Primeiro, homens numa moto o abordaram na altura da Penha, e ordenaram que ele os seguisse. Quando os assaltantes emparelharam, Jair contrariou os protocolos de segurança e disse que a carga era de verduras. Não adiantou. Já próximo ao Complexo do Alemão, com medo da reação dos criminosos ao descobrirem a mentira, o motorista tentou fugir do bando, que abriu fogo de imediato. Durante a perseguição, ao avistar uma viatura da PM, o caminhoneiro enfim pôde pedir socorro. Os ladrões seguiram adiante, mas não sem antes lhe apontarem as armas e vociferarem ameaças.




Desde então, Jair usa medicamentos controlados, tem ataques de pânico, sofre de insônia e faz acompanhamento psicológico. O trauma, contudo, parece longe de ser superado.
— Pedi demissão, mas o que sei fazer é dirigir caminhão. Não levo mais eletrônico, agora só alimentos, mas está ficando tão perigoso quanto — lamenta.

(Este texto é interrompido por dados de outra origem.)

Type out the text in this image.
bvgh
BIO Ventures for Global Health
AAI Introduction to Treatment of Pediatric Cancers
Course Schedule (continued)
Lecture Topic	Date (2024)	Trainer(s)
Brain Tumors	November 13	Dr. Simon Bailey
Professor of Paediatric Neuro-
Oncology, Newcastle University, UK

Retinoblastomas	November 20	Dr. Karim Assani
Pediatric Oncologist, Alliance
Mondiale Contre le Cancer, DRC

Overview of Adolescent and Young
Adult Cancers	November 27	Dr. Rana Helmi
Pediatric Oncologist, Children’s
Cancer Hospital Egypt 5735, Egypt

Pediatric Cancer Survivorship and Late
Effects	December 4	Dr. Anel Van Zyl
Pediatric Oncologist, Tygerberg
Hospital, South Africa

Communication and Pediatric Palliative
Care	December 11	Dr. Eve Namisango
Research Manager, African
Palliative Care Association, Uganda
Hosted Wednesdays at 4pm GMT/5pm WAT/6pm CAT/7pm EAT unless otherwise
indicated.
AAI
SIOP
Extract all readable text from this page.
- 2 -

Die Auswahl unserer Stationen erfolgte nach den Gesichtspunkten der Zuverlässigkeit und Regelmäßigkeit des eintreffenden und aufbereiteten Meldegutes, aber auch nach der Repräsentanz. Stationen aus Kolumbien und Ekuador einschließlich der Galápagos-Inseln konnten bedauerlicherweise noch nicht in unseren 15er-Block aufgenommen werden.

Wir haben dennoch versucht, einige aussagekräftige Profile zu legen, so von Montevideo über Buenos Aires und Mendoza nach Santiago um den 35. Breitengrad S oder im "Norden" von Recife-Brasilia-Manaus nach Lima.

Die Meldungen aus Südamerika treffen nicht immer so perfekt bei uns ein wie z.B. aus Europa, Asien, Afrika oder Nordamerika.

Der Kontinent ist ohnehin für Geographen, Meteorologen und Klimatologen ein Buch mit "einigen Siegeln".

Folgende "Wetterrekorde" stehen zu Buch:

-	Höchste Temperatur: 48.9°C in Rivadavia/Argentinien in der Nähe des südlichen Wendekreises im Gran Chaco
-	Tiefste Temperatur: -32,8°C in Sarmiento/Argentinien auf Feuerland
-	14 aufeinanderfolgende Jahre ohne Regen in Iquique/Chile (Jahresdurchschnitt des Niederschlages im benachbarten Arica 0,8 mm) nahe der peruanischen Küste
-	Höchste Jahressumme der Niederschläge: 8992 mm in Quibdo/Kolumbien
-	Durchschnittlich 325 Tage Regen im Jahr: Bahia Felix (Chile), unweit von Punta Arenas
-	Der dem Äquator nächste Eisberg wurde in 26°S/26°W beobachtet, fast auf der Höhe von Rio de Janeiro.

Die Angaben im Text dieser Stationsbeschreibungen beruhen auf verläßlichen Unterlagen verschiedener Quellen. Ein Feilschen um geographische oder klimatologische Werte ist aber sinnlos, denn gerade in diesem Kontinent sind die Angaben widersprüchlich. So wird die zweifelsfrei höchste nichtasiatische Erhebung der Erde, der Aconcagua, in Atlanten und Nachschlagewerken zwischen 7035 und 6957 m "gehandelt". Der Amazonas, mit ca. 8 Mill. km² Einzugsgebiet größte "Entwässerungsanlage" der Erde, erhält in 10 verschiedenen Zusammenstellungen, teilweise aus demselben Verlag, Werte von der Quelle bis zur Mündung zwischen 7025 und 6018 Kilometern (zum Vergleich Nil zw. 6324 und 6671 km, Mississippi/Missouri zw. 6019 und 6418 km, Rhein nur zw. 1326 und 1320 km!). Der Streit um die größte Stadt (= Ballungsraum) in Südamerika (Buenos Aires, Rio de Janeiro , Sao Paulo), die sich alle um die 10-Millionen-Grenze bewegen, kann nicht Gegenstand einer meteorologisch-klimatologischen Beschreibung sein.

Caminhoneiros sofrem ameaças constantes nas estradas
Caminhoneiros sofrem ameaças constantes nas estradas Foto: Reprodução

‘Sofri 18 assaltos em dois anos’
Depoimento do caminhoneiro José (nome fictício), de 49 anos
"Trabalho com isso há 16 anos e sofri 18 assaltos só nos últimos dois. Sinto medo quando pedem para trocar de roupa comigo e com o ajudante, como se eles fossem os trabalhadores e nós os bandidos. Se houver uma abordagem policial, seremos os primeiros a morrer."